Review Summary: Some say Kosm[mmm...]
What’s worse than overthinking chillout jams? Chillout jams that actively require this of anyone keen to latch onto the good bits, it turns out. Thanks for that one, Neon Bunny; you’re polished as all glossy car-commercial hell, and just a
tiny bit absolutely too smooth for your own good. Out come the knives (the ones with no edges): as far as Korean synth-pop and/or R&B goes, I feel it’s dangerously easy to talk about ‘smoothness’ as trope for sophistication, lush textures or relaxation value in a way that turns a blind eye to its potential for over-generous airiness and innocuous fluff. I’ve almost certainly been guilty of this in the past, but a lot of the best stuff in that scene does very well walking an often fine line between the two. Award-winning singer-songwriter-producer Neon Bunny has demonstrated this enough times herself, and she’s been in the game for easily long enough that you’d expect her to be a master at watching her step.
Why, then, is her latest album
Kosmos ‘smooth’ to a pronounced, floaty, fluffy, real fault? It doesn’t so much tread the line as it straddles it wholesale. It’s rare to find an album at once so inoffensive and as results-may-vary, but that dense cloud of smo**thness reduces those kinds of preconceptions to foolishness. In space, no-one can hear you scream, when you scream [in space]. Boy, does this album have a lot of space.
Kosmos, or some say...
At first glance, it’s deceptively easy to split this tracklist into cruisers and snoozers. On the one hand, you’ve got the opener “Call You”, a perfect calling card that anchors an R&B-styled blissout in a slick bassline and velvety refrain, or “아파트 천*”, a flirt between retro-synth and city-pop with enough hooks for all the family; on the other hand, there’s “Let Me Be The One”, an anemic stab at downtime Disney smoulder that takes the album’s focal midway slot and sinks it like a thermos of cold tea in a stagnant duck pond. Its atmosphere and semblance of progression are practically impenetrable to the kind of attention spans that this shade of pop should really be pitched at, and many listeners will sadly have phased out by the time an unexpectedly gorgeous stringscape pops up to steal the show in the coda.
In a similar fashion, much of
Kosmos’ depth and nuance is packaged in a way that begs for relegation to the background rather than closer inspection. This is a shame, because the record packs some pretty decent ambient pop in its final stretch, but these moments find themselves smokescreened by their dynamic proximity to its drearier fare. For every smart ripple of colour like the generally lovely “IDK”, you have a languid non-starter along the lines of “Just The Way You Are”; all things considered, it’s hard to form a particularly glowing overall impression of the album when the strengths of the former are just a stone’s throw away from the latter’s pitfalls
To her credit, Neon Bunny does rev up for a couple of flashpoints. “Twilight” is the most outgoing of these, though she loses much in execution.
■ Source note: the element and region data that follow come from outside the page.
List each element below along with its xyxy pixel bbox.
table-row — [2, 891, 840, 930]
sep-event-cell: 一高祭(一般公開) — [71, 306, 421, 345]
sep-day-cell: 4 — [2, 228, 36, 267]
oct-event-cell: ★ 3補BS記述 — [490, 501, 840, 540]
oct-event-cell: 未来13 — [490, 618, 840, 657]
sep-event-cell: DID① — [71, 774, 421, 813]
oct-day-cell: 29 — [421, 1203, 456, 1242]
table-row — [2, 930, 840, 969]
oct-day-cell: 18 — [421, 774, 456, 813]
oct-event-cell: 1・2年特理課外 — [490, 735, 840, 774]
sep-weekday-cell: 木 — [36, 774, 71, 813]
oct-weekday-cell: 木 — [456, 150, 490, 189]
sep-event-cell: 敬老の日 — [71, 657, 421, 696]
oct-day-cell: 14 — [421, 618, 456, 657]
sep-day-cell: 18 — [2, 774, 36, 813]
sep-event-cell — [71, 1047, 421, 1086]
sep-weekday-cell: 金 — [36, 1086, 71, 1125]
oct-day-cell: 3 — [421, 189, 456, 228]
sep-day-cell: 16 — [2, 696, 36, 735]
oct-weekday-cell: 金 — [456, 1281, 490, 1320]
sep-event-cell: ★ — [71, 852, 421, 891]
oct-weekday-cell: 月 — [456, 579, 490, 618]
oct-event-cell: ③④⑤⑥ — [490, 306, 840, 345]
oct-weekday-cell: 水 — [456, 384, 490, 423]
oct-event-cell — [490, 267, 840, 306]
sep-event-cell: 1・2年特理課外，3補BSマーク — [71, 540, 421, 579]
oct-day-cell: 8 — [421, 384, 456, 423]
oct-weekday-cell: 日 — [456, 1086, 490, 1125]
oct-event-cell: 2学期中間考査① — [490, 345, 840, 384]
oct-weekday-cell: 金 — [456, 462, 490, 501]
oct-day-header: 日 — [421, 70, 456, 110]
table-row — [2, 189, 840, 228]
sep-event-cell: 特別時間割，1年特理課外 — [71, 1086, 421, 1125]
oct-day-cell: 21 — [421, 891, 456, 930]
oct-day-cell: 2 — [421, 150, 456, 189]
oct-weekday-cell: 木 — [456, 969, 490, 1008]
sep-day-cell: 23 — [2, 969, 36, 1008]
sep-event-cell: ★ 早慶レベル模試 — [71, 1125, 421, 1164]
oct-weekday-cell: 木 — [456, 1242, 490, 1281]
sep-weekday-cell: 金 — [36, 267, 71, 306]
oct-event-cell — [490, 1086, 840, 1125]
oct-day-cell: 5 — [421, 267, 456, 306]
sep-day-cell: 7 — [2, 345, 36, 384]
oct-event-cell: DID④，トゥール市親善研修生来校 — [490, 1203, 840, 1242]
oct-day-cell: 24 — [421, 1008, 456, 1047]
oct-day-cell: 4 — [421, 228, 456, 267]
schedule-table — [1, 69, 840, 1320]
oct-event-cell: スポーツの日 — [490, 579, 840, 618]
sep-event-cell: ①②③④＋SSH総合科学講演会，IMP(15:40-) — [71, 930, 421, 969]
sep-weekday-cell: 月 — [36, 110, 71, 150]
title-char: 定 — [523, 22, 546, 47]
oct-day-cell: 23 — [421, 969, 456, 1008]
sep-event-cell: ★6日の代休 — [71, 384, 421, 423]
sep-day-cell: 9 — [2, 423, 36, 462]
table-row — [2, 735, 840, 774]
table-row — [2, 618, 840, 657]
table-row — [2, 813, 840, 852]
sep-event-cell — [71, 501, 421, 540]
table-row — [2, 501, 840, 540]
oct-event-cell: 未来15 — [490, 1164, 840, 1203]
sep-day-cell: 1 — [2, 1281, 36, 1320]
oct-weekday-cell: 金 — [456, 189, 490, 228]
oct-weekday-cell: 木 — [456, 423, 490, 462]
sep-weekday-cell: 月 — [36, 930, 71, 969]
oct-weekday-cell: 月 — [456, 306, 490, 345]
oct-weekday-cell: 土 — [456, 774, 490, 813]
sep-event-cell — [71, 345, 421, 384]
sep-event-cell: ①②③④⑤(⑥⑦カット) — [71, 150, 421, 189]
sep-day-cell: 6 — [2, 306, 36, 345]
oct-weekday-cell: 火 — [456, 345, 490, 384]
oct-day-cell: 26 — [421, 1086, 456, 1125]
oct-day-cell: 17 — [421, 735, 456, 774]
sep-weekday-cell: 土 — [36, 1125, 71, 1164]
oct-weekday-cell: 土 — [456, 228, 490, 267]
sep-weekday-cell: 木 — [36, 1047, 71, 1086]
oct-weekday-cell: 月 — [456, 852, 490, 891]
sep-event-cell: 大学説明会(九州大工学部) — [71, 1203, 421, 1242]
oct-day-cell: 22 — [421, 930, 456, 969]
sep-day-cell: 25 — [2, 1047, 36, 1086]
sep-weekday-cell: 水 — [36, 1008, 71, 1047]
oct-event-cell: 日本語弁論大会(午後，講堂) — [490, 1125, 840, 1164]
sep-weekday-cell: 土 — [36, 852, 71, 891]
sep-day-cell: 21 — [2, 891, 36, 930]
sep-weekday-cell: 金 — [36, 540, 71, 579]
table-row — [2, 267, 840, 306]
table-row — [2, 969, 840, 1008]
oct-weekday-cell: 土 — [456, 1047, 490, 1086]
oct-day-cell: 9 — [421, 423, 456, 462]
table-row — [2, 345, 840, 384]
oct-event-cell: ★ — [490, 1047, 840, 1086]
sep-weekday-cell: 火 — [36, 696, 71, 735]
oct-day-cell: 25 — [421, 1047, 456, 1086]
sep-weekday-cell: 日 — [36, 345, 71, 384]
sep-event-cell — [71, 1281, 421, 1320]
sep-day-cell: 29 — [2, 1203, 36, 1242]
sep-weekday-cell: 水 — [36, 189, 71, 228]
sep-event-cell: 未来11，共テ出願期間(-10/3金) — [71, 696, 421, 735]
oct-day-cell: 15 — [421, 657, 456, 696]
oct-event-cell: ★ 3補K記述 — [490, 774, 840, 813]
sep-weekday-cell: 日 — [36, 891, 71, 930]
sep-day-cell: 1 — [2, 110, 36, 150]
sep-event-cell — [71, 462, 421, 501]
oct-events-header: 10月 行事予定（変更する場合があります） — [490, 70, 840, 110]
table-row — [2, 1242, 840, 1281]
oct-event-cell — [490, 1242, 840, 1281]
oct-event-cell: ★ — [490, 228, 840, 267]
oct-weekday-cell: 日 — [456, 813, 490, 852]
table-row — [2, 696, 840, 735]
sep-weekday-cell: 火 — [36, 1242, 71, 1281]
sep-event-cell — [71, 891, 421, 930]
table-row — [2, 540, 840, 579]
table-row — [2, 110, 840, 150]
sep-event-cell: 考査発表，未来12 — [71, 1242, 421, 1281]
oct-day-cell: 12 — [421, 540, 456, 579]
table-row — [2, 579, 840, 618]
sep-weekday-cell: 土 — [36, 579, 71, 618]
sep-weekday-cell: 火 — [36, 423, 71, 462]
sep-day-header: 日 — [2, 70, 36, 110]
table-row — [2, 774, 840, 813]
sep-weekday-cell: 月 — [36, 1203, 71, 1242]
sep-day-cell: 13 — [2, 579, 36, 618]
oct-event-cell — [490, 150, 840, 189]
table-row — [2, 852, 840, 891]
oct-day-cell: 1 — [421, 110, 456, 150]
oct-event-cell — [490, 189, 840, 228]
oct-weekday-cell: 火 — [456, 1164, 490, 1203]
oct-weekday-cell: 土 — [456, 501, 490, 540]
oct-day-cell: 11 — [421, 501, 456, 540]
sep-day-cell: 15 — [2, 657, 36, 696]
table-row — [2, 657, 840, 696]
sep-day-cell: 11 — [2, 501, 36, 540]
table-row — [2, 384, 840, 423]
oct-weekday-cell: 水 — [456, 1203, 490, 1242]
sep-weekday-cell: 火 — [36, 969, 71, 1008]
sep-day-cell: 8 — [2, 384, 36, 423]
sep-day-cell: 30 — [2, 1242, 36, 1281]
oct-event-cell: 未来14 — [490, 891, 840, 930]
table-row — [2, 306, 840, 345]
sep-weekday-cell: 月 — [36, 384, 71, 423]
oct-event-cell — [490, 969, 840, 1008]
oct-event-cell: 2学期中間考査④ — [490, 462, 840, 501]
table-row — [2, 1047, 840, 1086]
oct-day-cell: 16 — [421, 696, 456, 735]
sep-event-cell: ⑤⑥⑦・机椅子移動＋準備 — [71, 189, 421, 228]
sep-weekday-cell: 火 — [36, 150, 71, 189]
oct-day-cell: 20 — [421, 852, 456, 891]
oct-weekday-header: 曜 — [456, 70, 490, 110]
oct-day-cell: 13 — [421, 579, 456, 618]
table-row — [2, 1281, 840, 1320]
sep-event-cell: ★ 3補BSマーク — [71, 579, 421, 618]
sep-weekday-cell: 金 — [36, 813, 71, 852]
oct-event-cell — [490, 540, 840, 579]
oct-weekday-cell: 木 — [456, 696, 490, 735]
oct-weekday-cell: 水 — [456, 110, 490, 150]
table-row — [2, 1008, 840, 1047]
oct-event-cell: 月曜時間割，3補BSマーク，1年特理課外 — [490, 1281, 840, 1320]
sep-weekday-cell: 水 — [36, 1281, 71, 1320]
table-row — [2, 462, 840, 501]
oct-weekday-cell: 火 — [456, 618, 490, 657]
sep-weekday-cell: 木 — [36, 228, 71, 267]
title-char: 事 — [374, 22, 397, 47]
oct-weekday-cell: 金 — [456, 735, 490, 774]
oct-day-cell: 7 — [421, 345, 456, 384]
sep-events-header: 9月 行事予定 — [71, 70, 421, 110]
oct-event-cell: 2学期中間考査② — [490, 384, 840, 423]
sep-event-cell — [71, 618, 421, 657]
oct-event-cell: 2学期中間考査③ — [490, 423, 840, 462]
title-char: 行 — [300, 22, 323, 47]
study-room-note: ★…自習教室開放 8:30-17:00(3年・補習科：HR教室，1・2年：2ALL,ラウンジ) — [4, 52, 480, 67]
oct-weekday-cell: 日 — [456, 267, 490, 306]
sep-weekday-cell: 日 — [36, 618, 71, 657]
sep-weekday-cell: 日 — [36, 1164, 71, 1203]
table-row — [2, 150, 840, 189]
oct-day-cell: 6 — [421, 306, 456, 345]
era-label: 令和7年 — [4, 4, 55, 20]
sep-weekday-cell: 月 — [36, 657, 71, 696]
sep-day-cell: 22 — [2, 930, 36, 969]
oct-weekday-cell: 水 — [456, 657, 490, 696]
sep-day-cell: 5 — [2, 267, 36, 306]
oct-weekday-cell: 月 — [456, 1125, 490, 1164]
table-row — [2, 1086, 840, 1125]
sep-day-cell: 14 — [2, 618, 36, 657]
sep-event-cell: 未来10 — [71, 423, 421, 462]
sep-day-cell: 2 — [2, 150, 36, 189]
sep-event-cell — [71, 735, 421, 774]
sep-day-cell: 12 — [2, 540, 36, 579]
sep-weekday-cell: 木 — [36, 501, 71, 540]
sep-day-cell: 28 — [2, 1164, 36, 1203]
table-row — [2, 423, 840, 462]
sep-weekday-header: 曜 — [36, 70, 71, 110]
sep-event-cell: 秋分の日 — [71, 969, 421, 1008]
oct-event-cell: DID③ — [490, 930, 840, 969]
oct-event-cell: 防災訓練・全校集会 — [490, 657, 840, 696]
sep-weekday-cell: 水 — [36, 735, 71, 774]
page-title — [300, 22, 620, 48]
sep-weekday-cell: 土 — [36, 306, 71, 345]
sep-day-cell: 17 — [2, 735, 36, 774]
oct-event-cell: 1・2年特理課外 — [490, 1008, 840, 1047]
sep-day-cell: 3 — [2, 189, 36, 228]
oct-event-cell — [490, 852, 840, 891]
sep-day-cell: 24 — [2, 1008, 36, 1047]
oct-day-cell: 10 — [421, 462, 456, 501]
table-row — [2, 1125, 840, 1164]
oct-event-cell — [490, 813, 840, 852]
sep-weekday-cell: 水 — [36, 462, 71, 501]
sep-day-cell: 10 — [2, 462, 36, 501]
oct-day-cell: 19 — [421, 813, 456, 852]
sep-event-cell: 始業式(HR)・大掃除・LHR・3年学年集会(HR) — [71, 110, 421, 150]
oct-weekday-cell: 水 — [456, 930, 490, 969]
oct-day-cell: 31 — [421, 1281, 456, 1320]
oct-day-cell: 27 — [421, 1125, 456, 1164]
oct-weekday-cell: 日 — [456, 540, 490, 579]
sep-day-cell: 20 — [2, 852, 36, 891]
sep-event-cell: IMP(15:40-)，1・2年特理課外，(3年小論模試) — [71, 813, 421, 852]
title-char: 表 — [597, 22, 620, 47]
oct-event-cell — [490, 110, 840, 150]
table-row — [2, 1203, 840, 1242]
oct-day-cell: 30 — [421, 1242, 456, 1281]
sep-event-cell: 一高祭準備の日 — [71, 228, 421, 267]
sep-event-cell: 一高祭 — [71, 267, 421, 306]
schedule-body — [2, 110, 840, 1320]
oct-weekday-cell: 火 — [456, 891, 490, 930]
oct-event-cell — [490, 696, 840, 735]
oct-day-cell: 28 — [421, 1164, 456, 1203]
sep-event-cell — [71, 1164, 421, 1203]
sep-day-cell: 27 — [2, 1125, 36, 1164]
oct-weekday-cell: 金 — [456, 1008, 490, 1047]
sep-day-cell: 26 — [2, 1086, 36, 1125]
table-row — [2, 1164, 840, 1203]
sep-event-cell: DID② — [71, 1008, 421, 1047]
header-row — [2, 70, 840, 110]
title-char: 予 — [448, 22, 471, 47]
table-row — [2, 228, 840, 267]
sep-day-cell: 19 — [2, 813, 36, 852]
Her production choices are bemusing, overemphasising her vocals and dredging her basslines into the void with merciless tremolo layerings. It’s like hearing and
almost dancing to a probably-huge banger from the wrong side of a busy road. You’ll have to catch a live show or put your remix cap on to get the best of this one. Late highlight “Bloom” fares considerably better, spiralling between changes of tone and intensity with a kinetic flair largely absent elsewhere, but it’s too little too late: “그* 가만히 앉아서” promptly expunges all that track’s steam in a sweet, superlative nothing, and it’s all downhill from there. The title-track rounds things off painlessly enough in a vapour trail of full-on ambience, but it’s uncertain whether this counts as a sensitive act of disintegration or a Lethe-like embrace of there being no remaining direction whatsoever.
Goodness knows I’m short of willpower and active recollection of approx. half the album by that point, but, as a perk, it only takes thirty-five minutes to backtrack through all those forgotten details. Was
Kosmos a good time? I’ll get back to you on that, but if you stick it on and feel like enjoying yourself on your own initiative, I doubt it’ll offer the slightest resistance.